We Were Grasping for Air: [Post-]Yugoslav Anti-War Activism and Its Legacy, by Bojan Bilic (Baden-Baden: Nomos Verlagsgesellschaft | Southeast European Integration Perspectives, vol. 8, 2012), 224 pp.

Positioned at the interface between historical sociology, anthropology, and social movement studies, We Were Gasping for Air goes beyond the widely exploited paradigms of nationalism and civil society to track the (post-)Yugoslav anti-war protest cycle which unfolded throughout the 1990s. Drawing upon extensive fieldwork in the region, the author argues that (post-)Yugoslav anti-war activism cannot be recovered without appreciating both the inter- and intra-republican cooperations and contestations in socialist Yugoslavia. (Post-)Yugoslav anti-war undertakings appropriated and developed the already existing social networks and were instrumental for the establishment of present-day organisations devoted to human rights protection, transitional justice, and peace education across the ex-Yugoslav space.

By examining anti-war activism in Serbia and Croatia, We Were Gasping for Air is a welcome contribution to the story of Yugoslavia’s violent dissolution. Its focus on civic forms of mobilisation, rooted in the experience of socialist Yugoslavia, complements the many studies of elite-led nationalism and fills an important gap in the literature. Theoretically informed and empirically rich, Bilic’s study helps us to understand the sources and complexities of political contention in a wartime context.
Jasna Dragovic-Soso, Goldsmiths, University of London

This study is the first to trace the origins and development of the anti-war movement in the former Yugoslavia, from its prehistory in the alternative engagement of the socialist period to its post-history in the professionalised NGO sector. Bojan Bilic uses insights from political sociology to explain why anti-war activists mobilised, the forces that encouraged, divided and demoralised them, the successes and failures of the movement, and the legacy it leaves in the long post-war. This book is essential for understanding politics and intellectual life in the former Yugoslav states in the 1990s and afterwards.
Eric Gordy, School of Slavonic and East European Studies, University College London

Bojan Bilic’s book provides a comprehensive analysis of anti-war contention in the post-Yugoslav space. A tour de force of historical sociology, the book, based on rich interview material and thorough archival research, explores the dynamics of activism in ways which challenge existing explanations framed in the context of methodological nationalism and/or idealist conception of civil society.
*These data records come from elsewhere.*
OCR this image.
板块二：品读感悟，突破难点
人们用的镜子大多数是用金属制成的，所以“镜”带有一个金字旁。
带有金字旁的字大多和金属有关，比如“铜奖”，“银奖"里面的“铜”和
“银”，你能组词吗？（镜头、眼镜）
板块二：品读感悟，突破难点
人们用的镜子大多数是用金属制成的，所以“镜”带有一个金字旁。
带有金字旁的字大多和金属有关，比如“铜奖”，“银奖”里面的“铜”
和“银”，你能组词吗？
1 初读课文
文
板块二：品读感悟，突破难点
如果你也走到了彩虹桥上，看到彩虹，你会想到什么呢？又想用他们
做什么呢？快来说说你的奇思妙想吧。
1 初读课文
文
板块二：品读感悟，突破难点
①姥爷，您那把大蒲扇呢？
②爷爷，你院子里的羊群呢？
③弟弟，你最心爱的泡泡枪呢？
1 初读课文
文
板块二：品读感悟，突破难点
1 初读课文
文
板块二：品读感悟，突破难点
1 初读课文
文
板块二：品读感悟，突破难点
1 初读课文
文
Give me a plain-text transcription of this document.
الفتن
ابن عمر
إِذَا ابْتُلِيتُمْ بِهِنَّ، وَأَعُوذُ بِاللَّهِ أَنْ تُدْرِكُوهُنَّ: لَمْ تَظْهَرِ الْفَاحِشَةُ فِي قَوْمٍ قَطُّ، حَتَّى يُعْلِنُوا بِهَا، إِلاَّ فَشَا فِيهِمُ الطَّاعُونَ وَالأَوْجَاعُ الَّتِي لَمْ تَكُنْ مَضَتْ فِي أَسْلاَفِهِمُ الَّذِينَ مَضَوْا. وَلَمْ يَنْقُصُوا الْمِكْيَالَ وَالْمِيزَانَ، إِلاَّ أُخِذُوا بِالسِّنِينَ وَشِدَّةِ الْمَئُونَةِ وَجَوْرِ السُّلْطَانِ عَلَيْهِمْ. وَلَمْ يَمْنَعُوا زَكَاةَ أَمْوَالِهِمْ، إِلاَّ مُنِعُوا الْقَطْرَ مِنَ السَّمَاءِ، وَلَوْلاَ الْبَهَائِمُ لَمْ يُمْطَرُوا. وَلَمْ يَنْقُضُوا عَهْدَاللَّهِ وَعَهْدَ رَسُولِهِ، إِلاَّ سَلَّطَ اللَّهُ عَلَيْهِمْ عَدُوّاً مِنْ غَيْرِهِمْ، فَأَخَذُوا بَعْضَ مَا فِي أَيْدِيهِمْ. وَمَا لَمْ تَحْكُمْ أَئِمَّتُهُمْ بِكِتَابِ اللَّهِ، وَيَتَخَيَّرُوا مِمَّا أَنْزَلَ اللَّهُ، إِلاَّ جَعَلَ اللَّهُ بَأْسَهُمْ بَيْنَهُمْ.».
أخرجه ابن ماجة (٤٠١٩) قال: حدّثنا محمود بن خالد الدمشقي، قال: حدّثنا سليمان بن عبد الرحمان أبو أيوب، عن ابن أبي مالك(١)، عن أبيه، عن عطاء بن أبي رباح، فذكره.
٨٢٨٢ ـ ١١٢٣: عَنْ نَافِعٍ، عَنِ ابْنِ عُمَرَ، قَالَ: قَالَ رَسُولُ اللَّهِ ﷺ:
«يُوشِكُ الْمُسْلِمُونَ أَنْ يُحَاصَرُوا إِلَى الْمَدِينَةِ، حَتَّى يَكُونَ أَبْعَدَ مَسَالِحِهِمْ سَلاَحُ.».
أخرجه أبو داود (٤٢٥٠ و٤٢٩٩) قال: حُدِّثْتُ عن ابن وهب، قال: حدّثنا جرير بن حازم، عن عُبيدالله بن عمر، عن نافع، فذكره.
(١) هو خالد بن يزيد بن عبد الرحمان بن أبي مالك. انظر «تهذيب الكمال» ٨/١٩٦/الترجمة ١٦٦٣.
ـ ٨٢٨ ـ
Bilic reconnects the activisms of the 1990s with earlier civic engagements in Yugoslavia, notably student, feminist, and ecological initiatives. Written in an accessible style, Bilic's book confronts key questions regarding the meanings of the movements for the main protagonists and their implications for the wider public sphere and for social and political change. It is a “must read” for anyone interested in the region and in activism and social movements more generally.